Here’s the first Christie ad. It’s running in New Hampshire now, where polls show Christie surging into third place and threatening Meatball Ron’s position as #2.



I thought billionaire Mets owner, hedge fund crook and long-time Christie ally Steve Cohen was going to fund Christie’s campaign against Trump. Apparently he changed his mind of it was fake news, though other very rich Republicans are stepping up to the plate. Christie says he needs $100 million— and that ain’t gonna happen.


Without Cohen’s support, Christie, who has formed relationships with many sections of corporate America since his days as governor of the Garden State, has turned to other wealthy donors to help finance his campaign for president.
RXR Realty CEO Scott Rechler, Motorola Solutions CEO Greg Brown, veteran lobbyist David Tamasi, former Trump U.S. ambassador to Italy and hedge fund co-founder Lewis Eisneberg, and former Northern Virginia Technology Council CEO Bobbie Kilberg have given money to support Christie this time, according to people familiar with the matter.
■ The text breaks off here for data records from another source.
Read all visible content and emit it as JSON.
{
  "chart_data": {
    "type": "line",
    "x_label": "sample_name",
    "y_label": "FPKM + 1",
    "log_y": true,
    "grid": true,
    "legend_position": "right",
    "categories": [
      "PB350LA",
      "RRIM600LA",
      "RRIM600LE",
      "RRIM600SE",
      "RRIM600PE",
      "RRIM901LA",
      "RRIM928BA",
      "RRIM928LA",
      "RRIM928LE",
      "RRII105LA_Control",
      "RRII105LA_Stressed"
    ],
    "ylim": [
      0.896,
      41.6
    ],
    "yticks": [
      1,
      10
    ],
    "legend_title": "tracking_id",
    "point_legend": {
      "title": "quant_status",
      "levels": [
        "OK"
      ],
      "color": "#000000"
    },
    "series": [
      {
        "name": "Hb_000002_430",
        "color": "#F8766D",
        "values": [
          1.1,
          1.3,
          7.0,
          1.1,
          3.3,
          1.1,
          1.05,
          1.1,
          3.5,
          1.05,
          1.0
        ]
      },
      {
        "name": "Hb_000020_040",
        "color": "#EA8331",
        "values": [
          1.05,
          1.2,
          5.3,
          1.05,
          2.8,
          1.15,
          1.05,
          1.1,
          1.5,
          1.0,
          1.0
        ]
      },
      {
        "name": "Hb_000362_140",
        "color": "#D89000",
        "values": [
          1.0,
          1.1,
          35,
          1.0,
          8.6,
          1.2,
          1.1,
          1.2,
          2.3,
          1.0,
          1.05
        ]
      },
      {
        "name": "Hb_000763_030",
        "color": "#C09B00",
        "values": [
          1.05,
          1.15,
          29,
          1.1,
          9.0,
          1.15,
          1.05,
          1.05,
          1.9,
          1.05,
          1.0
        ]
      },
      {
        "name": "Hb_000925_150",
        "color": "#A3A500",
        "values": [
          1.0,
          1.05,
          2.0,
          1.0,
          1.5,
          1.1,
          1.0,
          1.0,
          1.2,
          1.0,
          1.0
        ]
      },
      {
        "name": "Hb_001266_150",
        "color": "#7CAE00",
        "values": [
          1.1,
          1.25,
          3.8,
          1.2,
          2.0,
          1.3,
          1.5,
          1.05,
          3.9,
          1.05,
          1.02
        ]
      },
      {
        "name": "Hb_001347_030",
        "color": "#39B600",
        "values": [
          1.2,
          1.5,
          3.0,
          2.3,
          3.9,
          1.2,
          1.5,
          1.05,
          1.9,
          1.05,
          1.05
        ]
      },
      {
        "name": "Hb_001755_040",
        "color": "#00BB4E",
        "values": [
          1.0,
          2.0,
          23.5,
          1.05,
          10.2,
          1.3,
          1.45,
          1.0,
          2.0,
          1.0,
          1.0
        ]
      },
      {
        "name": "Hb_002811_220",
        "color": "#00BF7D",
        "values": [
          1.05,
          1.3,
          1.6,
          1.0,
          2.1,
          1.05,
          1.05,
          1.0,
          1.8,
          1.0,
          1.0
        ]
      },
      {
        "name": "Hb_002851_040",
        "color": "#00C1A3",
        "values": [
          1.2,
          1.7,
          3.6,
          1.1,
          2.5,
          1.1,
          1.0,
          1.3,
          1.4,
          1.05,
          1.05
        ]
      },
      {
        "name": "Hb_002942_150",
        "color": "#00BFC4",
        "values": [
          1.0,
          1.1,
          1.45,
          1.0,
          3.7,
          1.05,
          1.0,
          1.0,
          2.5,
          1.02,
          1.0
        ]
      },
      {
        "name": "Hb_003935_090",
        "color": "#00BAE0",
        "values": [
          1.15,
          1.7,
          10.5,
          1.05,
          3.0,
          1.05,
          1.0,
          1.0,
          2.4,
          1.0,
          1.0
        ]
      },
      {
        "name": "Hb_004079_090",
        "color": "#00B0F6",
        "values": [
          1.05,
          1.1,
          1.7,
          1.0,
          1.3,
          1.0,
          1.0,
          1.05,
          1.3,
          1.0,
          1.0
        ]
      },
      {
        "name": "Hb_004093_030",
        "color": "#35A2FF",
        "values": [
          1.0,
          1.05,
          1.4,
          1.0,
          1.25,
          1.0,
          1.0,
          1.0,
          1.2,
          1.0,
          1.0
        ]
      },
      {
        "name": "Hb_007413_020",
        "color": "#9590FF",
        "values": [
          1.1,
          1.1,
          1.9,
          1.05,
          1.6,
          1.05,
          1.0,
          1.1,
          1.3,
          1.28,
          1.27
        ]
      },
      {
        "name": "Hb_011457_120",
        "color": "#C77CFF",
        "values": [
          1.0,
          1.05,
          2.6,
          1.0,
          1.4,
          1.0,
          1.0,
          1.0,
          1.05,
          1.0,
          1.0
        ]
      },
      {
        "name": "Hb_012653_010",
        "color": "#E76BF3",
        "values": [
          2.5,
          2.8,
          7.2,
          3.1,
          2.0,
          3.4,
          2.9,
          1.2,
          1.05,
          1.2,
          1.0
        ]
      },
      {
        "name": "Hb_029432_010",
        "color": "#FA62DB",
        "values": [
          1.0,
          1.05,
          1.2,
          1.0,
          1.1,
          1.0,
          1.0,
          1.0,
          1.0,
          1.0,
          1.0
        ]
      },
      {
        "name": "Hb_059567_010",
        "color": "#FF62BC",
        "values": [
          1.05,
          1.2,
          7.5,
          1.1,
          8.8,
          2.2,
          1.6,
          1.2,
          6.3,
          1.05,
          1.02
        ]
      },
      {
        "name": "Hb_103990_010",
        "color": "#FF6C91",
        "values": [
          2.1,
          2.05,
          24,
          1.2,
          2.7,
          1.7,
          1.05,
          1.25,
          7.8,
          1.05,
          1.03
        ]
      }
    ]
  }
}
Kilberg was also an advisor to Presidents Richard Nixon, Gerald Ford, George H.W. Bush and George W. Bush.
Many of the financiers fundraising for Christie’s campaign, including Kilberg and her husband, Bill Kilberg, who is a partner at legal juggernaut Gibson Dunn, have done so because they believe he is the only GOP candidate willing to directly take on Trump.
“My husband Bill and I both are supporting Chris Christie, have already been raising funds for him and will continue to do so,” Kilberg said. “Our first focus is to help recruit 40,000 individual donors at any dollar amount in order to secure Chris a spot on the RNC debate stage. Then, in late September we will host a major fundraiser for him at our home. Why are we backing Chris? Because he is directly and forcefully taking on Trump’s candidacy as a threat to the rule of law and the future of our democracy.”
…Wall Street executives who are inclined to help Christie are following the same anti-Trump model as the Kilbergs and other executives from various industries
“At the moment what’s occurring is all of the donors that want blood, that want somebody to take shots at Trump, are now starting to coalesce around Christie and that’s most of the Wall Street crowd because they hate this guy,” a veteran GOP fundraiser told CNBC.
A senior banking executive involved with Republican politics told CNBC that there has been a “helplessness” in the finance world about the expectation that Trump is on course to win the GOP primary again, but Christie gives them hope that a rival can at least wound him in the early stages of the 2024 election.
“There feels like a helplessness, and Christie gives them hope of being the only candidate who can punch the crap out of him but may not necessarily win,” this banking executive said.